Kentridge plays with the audience’s expectation as he transforms the images from animation to the real thing. It is disorientating in that it blurs the boundaries between what is real and what is animated so that the viewer questions what they are looking at.

Mona Hatoum talked about wanting “to create a situation where reality itself becomes a questionable point” (p.24, 2001) and what we see not being what it promises to be and how she wanted to create work which makes the viewer “question the solidity of the ground you walk on” (p.24, 2001).

How do we know what is real and what is not? How do we know that what we create is real or not real?
It made me think about the question of the creator also as the destroyer, the constant cycle of creation and destruction.

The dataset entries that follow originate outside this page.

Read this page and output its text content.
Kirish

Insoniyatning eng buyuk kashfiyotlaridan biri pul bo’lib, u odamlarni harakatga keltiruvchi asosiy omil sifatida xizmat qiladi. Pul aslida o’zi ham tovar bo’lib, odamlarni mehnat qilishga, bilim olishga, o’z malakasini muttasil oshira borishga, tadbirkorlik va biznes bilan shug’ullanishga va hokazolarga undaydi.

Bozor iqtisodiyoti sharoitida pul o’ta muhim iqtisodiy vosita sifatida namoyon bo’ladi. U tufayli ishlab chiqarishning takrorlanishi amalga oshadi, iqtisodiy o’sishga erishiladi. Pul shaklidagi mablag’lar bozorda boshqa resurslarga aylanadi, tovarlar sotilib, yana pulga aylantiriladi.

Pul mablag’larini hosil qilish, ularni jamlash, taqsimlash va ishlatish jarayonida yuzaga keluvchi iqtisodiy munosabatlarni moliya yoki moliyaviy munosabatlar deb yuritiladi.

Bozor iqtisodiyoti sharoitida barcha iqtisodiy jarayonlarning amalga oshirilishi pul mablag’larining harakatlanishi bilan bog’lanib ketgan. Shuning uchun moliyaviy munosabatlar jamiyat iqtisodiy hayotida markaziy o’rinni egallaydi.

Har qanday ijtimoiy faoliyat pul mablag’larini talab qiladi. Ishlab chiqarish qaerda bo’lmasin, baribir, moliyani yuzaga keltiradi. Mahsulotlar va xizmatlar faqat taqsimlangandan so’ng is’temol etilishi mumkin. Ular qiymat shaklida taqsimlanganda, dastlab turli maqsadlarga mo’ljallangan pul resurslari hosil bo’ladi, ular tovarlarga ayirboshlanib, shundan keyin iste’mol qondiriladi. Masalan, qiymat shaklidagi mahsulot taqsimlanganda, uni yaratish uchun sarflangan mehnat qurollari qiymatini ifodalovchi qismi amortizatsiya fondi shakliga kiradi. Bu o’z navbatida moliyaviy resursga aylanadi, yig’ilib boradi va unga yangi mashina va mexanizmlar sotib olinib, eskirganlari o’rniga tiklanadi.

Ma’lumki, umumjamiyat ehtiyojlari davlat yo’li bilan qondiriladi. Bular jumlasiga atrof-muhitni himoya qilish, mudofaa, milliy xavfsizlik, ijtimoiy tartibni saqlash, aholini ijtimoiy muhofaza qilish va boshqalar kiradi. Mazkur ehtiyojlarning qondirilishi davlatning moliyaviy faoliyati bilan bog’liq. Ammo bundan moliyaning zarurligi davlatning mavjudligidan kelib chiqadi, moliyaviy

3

This exhibition inspired me to take some inanimate shapes made from paper and see if I could bring them to life. I took several stills and then edited them together to make a moving animation. It was interesting playing around with the amount of time needed to focus on each still to create the illusion of movement, too long and the images didn’t come to life.

It was as if the correct amount of time had the ability to give the inanimate object its own life.

I made three short videos which can be viewed at Vimeo.com:

Rolling Eyes https://vimeo.com/207165916
Gingerbread Man https://vimeo.com/207165833
Drawing https://vimeo.com/207165734

Reflecting on the videos I had made, I thought about how movement could bring inanimate objects to life but it didn’t necessarily mean that something was alive. It also made me think about Freud and his description of the uncanny which can arise from the contrasting readings of the animate and the inanimate and Masahiro Mori’s concept of the Uncanny Valley.

I found creating animations raised more questions about what makes something real. We tend to say something is alive if it has an awareness of itself or is conscious but how can this be measured? If we don’t truly understand what consciousness is, how can we be sure when and where it exists?